China plays by a different set of rules. They aren’t concerned about privacy and don’t even pretend to be. China has their own set of Tech Titans. And they are sort of hybrid companies that are very powerful with state backing. Their names are Alibaba, Baidu and Tencent, among others. These are China’s versions of Amazon, Google and Facebook. They are innovating like Silicon Valley start-ups with the strong backing of the Chinese government with ideas of a digital space race for dominance in the 21st century. This matters.

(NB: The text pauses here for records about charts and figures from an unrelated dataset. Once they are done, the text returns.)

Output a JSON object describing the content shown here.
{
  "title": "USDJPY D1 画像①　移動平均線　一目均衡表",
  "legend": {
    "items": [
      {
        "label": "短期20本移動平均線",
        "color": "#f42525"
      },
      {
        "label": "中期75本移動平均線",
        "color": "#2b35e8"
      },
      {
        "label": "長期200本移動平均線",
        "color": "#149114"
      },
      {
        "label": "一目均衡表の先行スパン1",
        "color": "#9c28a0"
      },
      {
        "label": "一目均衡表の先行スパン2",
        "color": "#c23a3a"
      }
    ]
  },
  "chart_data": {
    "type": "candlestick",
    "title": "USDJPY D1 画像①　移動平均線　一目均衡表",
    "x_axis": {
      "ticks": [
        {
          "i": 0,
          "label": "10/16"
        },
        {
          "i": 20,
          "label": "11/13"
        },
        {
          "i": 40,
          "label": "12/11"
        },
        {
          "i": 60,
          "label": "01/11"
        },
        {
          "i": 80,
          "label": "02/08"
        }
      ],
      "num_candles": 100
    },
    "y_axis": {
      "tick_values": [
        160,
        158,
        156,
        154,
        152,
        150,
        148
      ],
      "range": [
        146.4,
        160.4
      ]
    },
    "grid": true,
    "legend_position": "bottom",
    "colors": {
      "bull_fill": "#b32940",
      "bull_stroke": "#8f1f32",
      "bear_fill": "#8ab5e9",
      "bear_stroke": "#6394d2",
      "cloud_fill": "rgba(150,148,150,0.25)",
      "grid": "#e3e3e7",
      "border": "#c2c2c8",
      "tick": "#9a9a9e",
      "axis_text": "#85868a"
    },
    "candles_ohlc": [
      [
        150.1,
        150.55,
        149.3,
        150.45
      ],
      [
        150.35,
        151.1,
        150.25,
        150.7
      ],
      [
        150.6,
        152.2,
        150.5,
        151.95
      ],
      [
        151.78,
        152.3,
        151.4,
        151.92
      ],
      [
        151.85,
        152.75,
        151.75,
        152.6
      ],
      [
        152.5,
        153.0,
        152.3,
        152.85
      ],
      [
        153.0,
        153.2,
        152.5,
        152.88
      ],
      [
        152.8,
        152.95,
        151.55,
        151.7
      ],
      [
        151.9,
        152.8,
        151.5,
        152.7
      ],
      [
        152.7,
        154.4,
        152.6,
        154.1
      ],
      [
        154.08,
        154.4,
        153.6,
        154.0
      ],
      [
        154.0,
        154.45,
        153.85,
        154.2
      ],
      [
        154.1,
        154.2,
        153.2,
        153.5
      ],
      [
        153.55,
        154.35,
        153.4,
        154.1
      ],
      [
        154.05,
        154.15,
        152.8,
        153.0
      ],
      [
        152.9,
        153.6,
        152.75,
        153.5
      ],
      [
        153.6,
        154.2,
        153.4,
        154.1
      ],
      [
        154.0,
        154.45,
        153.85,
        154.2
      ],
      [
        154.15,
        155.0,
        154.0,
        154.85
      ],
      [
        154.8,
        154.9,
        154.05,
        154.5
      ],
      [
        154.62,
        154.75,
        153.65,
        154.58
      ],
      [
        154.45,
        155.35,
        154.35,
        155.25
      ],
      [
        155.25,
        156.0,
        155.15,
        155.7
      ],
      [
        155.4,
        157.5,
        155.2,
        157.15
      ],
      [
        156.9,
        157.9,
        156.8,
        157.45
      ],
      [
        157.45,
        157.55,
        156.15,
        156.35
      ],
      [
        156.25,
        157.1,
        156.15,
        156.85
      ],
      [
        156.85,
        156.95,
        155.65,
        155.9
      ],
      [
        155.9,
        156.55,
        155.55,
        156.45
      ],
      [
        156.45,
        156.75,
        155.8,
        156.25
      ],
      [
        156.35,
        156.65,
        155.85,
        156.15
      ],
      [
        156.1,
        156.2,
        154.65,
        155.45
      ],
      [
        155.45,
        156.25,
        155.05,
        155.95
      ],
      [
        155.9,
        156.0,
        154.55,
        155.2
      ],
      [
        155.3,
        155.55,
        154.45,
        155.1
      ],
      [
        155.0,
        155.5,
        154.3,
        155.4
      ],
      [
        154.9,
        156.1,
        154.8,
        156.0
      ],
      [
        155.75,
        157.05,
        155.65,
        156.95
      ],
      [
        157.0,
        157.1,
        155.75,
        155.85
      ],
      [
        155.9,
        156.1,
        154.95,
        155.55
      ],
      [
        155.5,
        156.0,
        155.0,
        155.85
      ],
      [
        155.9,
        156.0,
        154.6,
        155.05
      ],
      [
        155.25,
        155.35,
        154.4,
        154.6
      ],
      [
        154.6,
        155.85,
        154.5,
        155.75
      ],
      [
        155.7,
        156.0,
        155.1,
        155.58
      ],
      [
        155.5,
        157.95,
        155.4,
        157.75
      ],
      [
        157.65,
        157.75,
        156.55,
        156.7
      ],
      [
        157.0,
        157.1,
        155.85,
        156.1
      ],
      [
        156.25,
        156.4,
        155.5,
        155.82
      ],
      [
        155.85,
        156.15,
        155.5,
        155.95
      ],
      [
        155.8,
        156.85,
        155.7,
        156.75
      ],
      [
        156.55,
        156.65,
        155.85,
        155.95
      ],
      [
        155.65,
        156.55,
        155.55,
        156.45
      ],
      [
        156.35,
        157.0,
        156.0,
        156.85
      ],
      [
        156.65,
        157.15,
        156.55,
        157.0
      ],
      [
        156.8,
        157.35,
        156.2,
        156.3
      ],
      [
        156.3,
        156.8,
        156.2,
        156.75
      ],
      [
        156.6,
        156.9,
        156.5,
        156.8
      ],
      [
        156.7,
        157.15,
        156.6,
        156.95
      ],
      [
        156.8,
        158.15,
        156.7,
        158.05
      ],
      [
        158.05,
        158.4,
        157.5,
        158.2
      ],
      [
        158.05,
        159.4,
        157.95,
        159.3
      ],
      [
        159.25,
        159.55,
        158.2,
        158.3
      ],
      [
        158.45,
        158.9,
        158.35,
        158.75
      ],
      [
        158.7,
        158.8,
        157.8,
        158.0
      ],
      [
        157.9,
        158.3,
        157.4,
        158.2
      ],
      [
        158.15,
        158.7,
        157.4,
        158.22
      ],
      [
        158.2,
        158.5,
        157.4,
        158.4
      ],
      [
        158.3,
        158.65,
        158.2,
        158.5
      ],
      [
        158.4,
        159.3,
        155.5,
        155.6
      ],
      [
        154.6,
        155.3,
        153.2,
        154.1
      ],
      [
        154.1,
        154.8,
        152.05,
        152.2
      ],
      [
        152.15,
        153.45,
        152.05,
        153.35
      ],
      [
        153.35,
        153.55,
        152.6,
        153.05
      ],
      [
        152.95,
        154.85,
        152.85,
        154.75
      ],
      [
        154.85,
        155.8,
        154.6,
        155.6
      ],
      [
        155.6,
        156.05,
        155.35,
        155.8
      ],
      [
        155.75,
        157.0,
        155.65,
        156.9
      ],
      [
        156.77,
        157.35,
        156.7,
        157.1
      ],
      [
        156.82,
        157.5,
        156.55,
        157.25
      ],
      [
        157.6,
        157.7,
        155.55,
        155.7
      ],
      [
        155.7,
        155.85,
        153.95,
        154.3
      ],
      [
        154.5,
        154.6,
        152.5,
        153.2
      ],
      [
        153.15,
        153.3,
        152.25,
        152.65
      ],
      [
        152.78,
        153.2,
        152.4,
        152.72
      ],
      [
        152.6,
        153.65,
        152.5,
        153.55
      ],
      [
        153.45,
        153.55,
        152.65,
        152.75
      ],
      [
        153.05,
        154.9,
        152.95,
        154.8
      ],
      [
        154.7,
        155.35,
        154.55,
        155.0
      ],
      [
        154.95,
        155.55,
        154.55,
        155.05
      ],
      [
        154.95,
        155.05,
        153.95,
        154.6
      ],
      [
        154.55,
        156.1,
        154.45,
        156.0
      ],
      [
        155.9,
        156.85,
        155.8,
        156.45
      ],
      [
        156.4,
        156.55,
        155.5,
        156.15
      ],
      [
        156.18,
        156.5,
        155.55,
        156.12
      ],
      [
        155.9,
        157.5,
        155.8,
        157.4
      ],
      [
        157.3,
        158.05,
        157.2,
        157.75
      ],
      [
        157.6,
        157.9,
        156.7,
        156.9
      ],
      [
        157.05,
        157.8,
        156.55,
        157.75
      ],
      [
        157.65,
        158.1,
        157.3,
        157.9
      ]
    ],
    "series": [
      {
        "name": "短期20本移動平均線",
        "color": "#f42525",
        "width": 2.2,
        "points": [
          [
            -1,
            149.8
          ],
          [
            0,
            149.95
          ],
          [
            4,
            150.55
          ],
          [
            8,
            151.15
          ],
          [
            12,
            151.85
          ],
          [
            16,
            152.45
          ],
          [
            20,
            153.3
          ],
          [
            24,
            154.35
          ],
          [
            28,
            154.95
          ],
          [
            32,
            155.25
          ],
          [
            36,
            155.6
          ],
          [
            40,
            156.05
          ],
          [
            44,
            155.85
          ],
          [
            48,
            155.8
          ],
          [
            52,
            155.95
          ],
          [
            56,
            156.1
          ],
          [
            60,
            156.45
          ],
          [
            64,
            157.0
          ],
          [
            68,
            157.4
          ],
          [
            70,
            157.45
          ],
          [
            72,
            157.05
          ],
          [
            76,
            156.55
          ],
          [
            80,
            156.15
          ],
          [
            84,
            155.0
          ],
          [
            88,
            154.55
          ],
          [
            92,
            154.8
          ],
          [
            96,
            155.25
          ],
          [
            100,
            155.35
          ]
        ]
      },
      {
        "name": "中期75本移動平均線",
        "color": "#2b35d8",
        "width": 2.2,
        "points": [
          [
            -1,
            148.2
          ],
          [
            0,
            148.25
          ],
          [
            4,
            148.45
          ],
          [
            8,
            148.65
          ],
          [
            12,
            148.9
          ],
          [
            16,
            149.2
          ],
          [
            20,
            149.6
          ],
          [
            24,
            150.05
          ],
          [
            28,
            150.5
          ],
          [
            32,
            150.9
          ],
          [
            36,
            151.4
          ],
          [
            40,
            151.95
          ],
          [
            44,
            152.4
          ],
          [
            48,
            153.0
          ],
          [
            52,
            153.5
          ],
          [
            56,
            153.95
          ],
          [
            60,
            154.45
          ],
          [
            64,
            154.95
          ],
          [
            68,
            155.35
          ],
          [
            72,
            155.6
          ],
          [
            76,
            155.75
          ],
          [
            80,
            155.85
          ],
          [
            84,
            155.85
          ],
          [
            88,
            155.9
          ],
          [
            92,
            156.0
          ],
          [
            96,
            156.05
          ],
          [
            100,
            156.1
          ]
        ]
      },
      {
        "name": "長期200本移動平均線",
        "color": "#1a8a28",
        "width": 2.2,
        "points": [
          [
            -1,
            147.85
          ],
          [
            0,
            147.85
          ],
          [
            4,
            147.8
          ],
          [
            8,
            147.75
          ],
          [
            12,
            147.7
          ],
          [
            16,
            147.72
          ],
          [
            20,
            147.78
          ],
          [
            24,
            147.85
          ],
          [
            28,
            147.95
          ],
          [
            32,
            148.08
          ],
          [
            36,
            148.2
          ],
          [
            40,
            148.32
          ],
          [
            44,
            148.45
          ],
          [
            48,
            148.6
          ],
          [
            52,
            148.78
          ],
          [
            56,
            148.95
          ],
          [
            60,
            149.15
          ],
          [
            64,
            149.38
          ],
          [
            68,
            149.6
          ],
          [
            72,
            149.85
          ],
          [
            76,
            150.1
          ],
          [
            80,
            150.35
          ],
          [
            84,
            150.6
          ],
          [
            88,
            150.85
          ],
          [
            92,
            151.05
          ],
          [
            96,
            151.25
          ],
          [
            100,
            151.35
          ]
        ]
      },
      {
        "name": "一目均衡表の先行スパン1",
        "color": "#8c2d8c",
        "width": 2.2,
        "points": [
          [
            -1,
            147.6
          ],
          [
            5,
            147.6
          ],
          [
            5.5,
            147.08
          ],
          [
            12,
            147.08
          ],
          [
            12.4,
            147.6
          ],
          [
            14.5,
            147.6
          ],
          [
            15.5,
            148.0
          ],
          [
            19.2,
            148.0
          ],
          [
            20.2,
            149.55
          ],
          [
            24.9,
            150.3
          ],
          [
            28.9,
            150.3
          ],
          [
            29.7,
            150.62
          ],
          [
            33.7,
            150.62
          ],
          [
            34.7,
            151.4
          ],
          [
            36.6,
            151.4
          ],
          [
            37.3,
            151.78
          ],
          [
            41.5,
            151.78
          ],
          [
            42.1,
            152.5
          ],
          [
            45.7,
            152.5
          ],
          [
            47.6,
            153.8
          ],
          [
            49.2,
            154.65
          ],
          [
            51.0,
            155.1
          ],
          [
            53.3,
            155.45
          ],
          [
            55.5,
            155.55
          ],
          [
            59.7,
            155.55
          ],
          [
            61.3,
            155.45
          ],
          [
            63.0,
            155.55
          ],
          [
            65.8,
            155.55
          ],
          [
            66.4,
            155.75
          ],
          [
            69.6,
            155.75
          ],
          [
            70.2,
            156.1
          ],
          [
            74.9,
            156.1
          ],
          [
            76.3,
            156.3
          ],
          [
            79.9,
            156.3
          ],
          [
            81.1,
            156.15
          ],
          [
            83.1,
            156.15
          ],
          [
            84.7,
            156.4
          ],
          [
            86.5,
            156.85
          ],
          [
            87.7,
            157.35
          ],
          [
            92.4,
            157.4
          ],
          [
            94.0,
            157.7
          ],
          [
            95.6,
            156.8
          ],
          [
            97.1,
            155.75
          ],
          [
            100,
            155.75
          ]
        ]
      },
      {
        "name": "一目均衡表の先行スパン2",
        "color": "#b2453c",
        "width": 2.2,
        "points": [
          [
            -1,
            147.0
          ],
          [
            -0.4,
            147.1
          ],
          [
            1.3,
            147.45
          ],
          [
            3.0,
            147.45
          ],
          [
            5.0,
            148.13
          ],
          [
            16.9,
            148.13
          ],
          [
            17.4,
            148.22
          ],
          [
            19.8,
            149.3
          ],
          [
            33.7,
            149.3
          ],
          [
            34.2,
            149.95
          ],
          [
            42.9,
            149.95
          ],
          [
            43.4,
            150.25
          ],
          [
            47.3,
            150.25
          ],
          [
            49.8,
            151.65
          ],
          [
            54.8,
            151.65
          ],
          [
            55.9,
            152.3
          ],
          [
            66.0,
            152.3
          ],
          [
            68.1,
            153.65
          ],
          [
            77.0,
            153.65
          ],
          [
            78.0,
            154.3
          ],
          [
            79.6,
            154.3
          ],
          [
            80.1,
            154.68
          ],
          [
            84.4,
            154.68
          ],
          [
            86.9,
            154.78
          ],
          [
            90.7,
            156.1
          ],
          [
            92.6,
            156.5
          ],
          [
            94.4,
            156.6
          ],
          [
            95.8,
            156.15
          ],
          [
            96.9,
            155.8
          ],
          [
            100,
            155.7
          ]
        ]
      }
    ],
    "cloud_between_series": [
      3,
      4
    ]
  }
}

It is a Critical Time on Planet Earth
The correction is about short-term issues, and recalibration of price. It’s still going through the process. We said in our 2018 Outlook that the quick rapid correction from late 2014 could be a good example of what we could see in 2018:
“The 2014 correction re-set valuations, triggered some fear, tested proper technical support, and allowed for prices to have the energy required to rally and achieve much higher levels into 2015. Make no mistake we still see higher prices well into 2018. A quick selloff would correct the excesses, before resuming the uptrend. The setup is there for a well needed breather. We are prepared.”
We just didn’t know what the headlines would be, now we do. Where we are headed long-term is what’s most important. The prospect of a Trade War is not just about aluminum. For the first time in decades, there is an economic rival to the US on the global stage. China has asserted its leadership. The rules are changing. The Market is paying close attention. So are we. We are looking out way beyond the horizon.
We’re on it. We remain in defense mode with substantial hedges to help offset declines within this corrective phase. Gold has come to life too. Corrections are normal and healthy. But these new developments around trade add to the complexity.
Have a nice weekend. We’ll be back, dark and early on Monday.